Stenson has had bad times as well as good. Apart from the financial hit, there was a health scare, as well as at least two alarming slumps, the most recent of which left him 230th in the world at the start of 2012. “I’ve had probably some bigger downs and potentially some bigger ups than a lot of players,” he said. “But nothing is just a straight line. And if it is, I don’t think we’re in the right place. There might be a coffin around us then.”

His current form isn’t quite so exhilarating as it was at the end of last year. A remarkable six-month run, which he jokingly attributed to eating double-portions of carrots in June, looked set to go on forever until Christmas intervened. “I was running on fumes when I saw Santa Claus. I was very tired.”
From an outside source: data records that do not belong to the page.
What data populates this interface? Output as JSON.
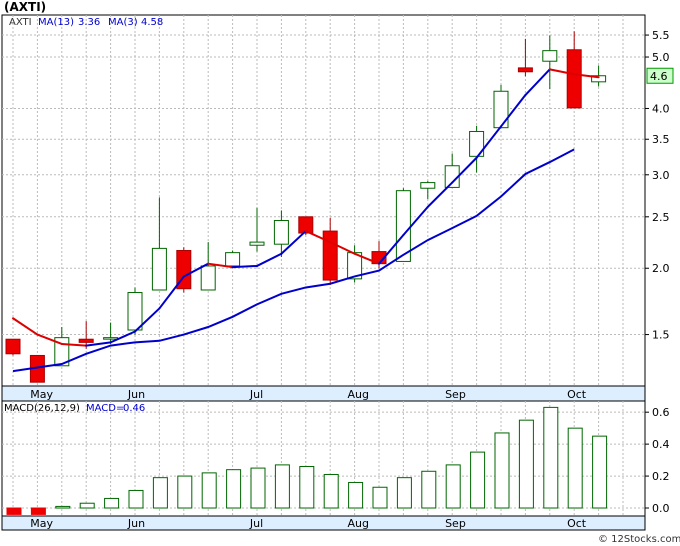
{
  "title": "(AXTI)",
  "watermark": "© 12Stocks.com",
  "colors": {
    "ma13": "#0000cc",
    "ma3_down": "#dd0000",
    "bull": "#006600",
    "bear": "#ee0000",
    "macd_bar": "#006600",
    "current_bg": "#ccffcc",
    "grid": "#bbbbbb"
  },
  "chart_data": [
    {
      "type": "candlestick",
      "legend": {
        "symbol": "AXTI",
        "ma13_label": "MA(13)",
        "ma13_value": "3.36",
        "ma3_label": "MA(3)",
        "ma3_value": "4.58"
      },
      "y_scale": "log",
      "ylim": [
        1.2,
        6.0
      ],
      "y_ticks": [
        1.5,
        2.0,
        2.5,
        3.0,
        3.5,
        4.0,
        5.0,
        5.5
      ],
      "y_tick_labels": [
        "1.5",
        "2.0",
        "2.5",
        "3.0",
        "3.5",
        "4.0",
        "5.0",
        "5.5"
      ],
      "current_price_label": "4.6",
      "current_price": 4.6,
      "x_labels": [
        {
          "label": "May",
          "week": 1.2
        },
        {
          "label": "Jun",
          "week": 5.2
        },
        {
          "label": "Jul",
          "week": 10.2
        },
        {
          "label": "Aug",
          "week": 14.2
        },
        {
          "label": "Sep",
          "week": 18.2
        },
        {
          "label": "Oct",
          "week": 23.2
        }
      ],
      "candles": [
        {
          "o": 1.47,
          "h": 1.47,
          "l": 1.37,
          "c": 1.38
        },
        {
          "o": 1.37,
          "h": 1.37,
          "l": 1.22,
          "c": 1.22
        },
        {
          "o": 1.31,
          "h": 1.55,
          "l": 1.31,
          "c": 1.48
        },
        {
          "o": 1.47,
          "h": 1.59,
          "l": 1.41,
          "c": 1.45
        },
        {
          "o": 1.48,
          "h": 1.58,
          "l": 1.44,
          "c": 1.48
        },
        {
          "o": 1.53,
          "h": 1.84,
          "l": 1.5,
          "c": 1.8
        },
        {
          "o": 1.82,
          "h": 2.72,
          "l": 1.82,
          "c": 2.18
        },
        {
          "o": 2.16,
          "h": 2.19,
          "l": 1.8,
          "c": 1.83
        },
        {
          "o": 1.82,
          "h": 2.24,
          "l": 1.82,
          "c": 2.02
        },
        {
          "o": 2.02,
          "h": 2.16,
          "l": 2.02,
          "c": 2.14
        },
        {
          "o": 2.21,
          "h": 2.6,
          "l": 2.15,
          "c": 2.24
        },
        {
          "o": 2.22,
          "h": 2.57,
          "l": 2.1,
          "c": 2.46
        },
        {
          "o": 2.5,
          "h": 2.5,
          "l": 2.31,
          "c": 2.33
        },
        {
          "o": 2.35,
          "h": 2.49,
          "l": 1.86,
          "c": 1.9
        },
        {
          "o": 1.91,
          "h": 2.21,
          "l": 1.88,
          "c": 2.14
        },
        {
          "o": 2.15,
          "h": 2.25,
          "l": 2.0,
          "c": 2.04
        },
        {
          "o": 2.06,
          "h": 2.83,
          "l": 2.06,
          "c": 2.8
        },
        {
          "o": 2.83,
          "h": 2.92,
          "l": 2.7,
          "c": 2.9
        },
        {
          "o": 2.84,
          "h": 3.29,
          "l": 2.84,
          "c": 3.12
        },
        {
          "o": 3.25,
          "h": 3.71,
          "l": 3.03,
          "c": 3.62
        },
        {
          "o": 3.68,
          "h": 4.43,
          "l": 3.68,
          "c": 4.31
        },
        {
          "o": 4.77,
          "h": 5.41,
          "l": 4.6,
          "c": 4.69
        },
        {
          "o": 4.91,
          "h": 5.49,
          "l": 4.35,
          "c": 5.14
        },
        {
          "o": 5.16,
          "h": 5.59,
          "l": 4.01,
          "c": 4.01
        },
        {
          "o": 4.49,
          "h": 4.82,
          "l": 4.4,
          "c": 4.61
        }
      ],
      "ma13": [
        1.28,
        1.3,
        1.32,
        1.38,
        1.43,
        1.45,
        1.46,
        1.5,
        1.55,
        1.62,
        1.71,
        1.79,
        1.84,
        1.87,
        1.93,
        1.98,
        2.12,
        2.26,
        2.38,
        2.51,
        2.73,
        3.01,
        3.17,
        3.35
      ],
      "ma3": [
        1.61,
        1.5,
        1.44,
        1.43,
        1.45,
        1.52,
        1.68,
        1.93,
        2.04,
        2.01,
        2.02,
        2.13,
        2.35,
        2.24,
        2.13,
        2.04,
        2.31,
        2.61,
        2.9,
        3.23,
        3.7,
        4.24,
        4.74,
        4.64,
        4.58
      ]
    },
    {
      "type": "bar",
      "legend": {
        "label": "MACD(26,12,9)",
        "value_label": "MACD",
        "value": "0.46"
      },
      "ylim": [
        -0.05,
        0.67
      ],
      "y_ticks": [
        0.0,
        0.2,
        0.4,
        0.6
      ],
      "y_tick_labels": [
        "0.0",
        "0.2",
        "0.4",
        "0.6"
      ],
      "values": [
        -0.04,
        -0.04,
        0.01,
        0.03,
        0.06,
        0.11,
        0.19,
        0.2,
        0.22,
        0.24,
        0.25,
        0.27,
        0.26,
        0.21,
        0.16,
        0.13,
        0.19,
        0.23,
        0.27,
        0.35,
        0.47,
        0.55,
        0.63,
        0.5,
        0.45
      ]
    }
  ]
}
He still is. Stenson says that last week was his first opportunity of the year to take a break, which is why he opted out of the Aberdeen Asset Management Scottish Open. Instead, he arrived at Royal Liverpool on Friday, since when he has enjoyed a leisurely preparation, soaking up the course’s every nuance at his own pace.
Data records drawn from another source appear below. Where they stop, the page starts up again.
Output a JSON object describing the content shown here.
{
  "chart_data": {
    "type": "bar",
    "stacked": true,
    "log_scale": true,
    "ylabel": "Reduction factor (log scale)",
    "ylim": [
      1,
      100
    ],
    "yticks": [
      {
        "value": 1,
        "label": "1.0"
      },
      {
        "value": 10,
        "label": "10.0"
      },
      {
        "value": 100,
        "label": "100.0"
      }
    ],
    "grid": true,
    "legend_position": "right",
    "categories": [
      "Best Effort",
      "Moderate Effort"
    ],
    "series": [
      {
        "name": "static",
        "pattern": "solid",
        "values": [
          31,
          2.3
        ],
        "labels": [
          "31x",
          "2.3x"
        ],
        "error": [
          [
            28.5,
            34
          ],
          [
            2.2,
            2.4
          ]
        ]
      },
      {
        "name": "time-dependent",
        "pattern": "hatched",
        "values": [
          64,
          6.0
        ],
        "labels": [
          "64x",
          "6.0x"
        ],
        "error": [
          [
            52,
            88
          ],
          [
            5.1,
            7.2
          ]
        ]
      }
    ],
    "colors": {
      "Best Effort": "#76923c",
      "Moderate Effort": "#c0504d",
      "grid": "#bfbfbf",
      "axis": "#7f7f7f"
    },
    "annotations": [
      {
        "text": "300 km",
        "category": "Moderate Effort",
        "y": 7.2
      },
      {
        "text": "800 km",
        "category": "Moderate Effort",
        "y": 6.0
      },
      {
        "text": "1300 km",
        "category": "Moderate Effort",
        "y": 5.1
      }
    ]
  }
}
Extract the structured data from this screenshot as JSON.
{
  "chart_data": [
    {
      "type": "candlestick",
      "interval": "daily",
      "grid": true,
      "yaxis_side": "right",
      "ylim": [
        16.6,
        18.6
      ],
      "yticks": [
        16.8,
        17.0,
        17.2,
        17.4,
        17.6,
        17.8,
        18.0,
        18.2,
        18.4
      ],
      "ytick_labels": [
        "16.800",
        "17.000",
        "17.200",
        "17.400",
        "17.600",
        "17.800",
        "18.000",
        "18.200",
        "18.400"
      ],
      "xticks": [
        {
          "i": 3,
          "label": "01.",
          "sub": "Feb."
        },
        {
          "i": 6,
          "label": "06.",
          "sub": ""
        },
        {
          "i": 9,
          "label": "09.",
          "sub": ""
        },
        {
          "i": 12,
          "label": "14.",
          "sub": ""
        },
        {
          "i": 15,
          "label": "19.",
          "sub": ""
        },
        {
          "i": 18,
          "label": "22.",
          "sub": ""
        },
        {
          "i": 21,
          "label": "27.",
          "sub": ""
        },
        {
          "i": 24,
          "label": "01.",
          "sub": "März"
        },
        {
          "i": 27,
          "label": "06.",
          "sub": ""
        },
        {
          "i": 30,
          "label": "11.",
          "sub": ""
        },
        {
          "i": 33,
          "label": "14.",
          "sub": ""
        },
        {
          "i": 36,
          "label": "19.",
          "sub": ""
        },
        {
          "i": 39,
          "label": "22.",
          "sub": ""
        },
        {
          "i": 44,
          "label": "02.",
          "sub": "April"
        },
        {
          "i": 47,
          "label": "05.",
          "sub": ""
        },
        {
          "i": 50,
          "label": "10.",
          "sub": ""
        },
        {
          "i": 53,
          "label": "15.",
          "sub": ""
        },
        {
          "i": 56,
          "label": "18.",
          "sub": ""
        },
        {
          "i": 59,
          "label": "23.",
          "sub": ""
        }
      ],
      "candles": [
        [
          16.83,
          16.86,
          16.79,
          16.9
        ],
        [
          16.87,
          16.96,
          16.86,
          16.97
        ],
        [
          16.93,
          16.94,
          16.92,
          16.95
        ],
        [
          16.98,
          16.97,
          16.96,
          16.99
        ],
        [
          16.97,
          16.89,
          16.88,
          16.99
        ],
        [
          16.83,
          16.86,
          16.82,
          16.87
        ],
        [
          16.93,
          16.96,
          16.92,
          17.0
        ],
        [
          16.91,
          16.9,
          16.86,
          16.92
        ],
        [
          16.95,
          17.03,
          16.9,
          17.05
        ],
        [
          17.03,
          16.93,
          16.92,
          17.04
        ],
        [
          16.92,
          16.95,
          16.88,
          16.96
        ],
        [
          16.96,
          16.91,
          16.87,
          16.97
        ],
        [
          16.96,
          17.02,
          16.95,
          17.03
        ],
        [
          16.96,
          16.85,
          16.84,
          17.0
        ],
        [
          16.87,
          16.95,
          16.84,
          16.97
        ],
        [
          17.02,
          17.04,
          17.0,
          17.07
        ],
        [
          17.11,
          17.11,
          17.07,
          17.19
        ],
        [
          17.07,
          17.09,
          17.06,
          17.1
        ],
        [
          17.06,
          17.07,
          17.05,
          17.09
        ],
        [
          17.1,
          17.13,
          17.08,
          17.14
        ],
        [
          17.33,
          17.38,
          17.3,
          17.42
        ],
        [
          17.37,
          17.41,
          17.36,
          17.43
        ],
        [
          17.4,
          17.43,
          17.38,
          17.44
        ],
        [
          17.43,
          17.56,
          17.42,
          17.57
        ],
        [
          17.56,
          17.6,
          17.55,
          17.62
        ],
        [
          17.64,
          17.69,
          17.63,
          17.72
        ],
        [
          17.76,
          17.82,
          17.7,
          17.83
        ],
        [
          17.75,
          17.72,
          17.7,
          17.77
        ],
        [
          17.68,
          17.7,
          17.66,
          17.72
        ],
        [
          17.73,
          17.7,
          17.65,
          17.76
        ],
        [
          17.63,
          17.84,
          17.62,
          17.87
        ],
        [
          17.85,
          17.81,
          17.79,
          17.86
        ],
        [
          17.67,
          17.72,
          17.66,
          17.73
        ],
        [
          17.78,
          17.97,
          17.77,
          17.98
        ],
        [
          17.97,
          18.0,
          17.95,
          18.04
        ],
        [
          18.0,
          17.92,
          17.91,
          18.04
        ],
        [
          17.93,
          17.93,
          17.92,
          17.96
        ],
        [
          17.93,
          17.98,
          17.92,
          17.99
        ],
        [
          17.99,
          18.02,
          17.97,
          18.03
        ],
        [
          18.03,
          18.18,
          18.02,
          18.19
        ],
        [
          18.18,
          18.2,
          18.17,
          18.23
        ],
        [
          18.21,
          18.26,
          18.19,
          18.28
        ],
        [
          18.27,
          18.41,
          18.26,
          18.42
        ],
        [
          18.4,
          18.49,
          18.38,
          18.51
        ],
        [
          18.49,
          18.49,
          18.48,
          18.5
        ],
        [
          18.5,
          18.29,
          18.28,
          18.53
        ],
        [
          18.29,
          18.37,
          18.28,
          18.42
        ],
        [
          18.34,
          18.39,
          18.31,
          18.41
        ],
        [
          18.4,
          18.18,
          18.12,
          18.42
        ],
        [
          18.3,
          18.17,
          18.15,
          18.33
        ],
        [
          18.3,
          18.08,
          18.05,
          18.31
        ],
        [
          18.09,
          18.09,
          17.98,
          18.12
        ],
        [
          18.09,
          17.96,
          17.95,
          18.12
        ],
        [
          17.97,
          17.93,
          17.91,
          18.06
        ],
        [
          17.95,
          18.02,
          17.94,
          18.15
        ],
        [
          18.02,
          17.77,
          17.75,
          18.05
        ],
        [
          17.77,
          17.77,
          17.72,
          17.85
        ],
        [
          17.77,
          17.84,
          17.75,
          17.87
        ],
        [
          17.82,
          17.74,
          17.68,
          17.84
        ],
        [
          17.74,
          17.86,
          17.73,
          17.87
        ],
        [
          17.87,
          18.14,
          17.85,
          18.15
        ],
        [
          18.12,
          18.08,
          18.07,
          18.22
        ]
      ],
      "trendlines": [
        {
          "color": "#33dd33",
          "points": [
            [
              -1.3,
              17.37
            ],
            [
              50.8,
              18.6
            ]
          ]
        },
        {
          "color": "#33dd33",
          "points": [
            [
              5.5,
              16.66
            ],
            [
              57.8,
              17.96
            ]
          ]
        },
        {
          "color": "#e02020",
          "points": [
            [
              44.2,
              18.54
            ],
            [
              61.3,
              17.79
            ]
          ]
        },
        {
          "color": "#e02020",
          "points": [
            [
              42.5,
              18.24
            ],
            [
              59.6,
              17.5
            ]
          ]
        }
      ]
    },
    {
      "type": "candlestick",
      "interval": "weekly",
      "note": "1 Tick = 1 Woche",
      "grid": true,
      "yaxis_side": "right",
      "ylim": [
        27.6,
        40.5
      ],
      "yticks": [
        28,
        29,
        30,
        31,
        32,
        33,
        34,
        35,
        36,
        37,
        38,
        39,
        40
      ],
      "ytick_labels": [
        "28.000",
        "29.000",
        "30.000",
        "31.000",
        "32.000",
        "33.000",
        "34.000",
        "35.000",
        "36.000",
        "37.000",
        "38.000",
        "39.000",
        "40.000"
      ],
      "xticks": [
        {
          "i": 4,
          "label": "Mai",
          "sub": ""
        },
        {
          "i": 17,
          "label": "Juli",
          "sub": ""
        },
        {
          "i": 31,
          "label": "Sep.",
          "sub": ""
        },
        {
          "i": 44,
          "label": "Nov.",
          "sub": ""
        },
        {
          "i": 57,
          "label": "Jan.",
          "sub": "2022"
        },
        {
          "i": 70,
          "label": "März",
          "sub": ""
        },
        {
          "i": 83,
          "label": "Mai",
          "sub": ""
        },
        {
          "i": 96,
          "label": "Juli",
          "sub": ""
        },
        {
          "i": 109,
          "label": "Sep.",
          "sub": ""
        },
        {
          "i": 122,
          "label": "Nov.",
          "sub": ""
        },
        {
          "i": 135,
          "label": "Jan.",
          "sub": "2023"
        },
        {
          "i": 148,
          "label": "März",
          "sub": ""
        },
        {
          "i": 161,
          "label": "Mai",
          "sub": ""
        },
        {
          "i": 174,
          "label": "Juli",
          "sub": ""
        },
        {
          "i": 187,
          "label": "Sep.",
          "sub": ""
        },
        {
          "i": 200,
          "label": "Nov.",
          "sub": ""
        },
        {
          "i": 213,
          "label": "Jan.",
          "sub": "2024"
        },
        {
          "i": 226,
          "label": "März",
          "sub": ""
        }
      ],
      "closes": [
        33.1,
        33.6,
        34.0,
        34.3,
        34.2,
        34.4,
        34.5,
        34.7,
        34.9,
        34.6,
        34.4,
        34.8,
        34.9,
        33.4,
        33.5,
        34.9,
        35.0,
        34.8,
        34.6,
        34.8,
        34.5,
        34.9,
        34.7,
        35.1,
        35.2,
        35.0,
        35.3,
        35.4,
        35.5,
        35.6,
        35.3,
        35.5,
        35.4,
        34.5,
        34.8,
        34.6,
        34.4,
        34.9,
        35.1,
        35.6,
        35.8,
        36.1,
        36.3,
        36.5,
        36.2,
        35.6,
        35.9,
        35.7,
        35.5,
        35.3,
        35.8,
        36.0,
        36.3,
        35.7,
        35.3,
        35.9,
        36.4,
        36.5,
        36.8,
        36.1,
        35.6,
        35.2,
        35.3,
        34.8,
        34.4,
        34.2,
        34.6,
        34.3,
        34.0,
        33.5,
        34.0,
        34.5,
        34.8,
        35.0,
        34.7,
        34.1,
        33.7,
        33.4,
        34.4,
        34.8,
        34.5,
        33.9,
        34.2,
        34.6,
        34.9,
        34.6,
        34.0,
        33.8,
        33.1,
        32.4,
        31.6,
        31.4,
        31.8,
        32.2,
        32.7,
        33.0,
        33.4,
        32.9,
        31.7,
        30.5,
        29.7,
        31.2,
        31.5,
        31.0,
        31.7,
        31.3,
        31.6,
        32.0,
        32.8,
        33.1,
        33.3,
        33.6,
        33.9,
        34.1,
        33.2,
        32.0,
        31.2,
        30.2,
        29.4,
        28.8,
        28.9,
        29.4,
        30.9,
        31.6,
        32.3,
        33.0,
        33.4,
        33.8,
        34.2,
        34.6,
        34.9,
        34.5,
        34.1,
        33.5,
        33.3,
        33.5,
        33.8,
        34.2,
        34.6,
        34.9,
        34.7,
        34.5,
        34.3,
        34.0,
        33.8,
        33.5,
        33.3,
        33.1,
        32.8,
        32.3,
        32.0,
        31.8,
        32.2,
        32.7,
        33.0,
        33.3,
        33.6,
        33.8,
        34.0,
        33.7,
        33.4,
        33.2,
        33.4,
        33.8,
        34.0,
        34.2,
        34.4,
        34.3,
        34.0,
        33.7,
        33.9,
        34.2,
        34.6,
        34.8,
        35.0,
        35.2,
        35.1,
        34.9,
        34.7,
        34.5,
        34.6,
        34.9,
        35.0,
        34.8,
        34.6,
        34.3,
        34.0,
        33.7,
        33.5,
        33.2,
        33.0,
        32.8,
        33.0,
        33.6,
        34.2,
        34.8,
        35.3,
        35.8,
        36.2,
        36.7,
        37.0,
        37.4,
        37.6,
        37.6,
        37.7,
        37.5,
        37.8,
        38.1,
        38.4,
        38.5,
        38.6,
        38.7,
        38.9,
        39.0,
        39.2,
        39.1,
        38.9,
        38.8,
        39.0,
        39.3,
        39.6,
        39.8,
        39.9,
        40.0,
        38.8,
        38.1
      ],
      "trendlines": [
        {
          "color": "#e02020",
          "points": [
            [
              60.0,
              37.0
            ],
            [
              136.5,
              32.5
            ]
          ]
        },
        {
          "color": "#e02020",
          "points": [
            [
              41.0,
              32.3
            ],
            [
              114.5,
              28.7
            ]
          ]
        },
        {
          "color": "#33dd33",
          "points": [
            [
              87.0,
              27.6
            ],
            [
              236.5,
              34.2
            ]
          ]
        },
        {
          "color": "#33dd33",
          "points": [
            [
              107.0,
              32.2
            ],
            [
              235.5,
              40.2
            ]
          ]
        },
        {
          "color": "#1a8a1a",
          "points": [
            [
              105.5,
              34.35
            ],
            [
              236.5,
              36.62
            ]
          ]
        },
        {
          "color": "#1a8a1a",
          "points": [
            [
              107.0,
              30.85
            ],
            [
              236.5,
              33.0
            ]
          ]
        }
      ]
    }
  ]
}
He says that, with relatively flat greens, there will be birdie opportunities, provided balls are kept out of the rough and the fairway bunkers. As ever, patience will be crucial on a course that has the potential to demoralise. “Chasing has never been the formula for success here,” said Stenson.

“It’s something to be mindful of when you start the tournament. It’s going to be a long four days.” At 9.04 this morning, he will set off in the company of Woods and Angel Cabrera, which should make for a lively spectacle. When one journalist suggested to the Swede that he, five places above Woods in the world pecking order, would strike fear into the American, he replied with the kind of dry humour that has become his trademark. “I think it would have been a lot of sleepless nights for him of late. When did the draw come out? He looked tired, didn’t he?”

Not that Stenson will be at all fazed by the return of a player who would be the star attraction in any three-ball. “I’ve had some good success playing against him and managed to beat him a couple of times. So I’ll try and do the same tomorrow. He’s just one of the guys I need to beat if I want to do well this week, but it’s a good start if you know you can beat him.”

As it happens, the two get along rather well. Woods said the other day that he liked Stenson’s humour, which is just as well, for he will need some light relief this morning. ESPN have dedicated an entire channel to cover every shot of his return.

There no such demand for Stenson, but if he gets himself into contention on Sunday night, more than a few will be watching and willing him on.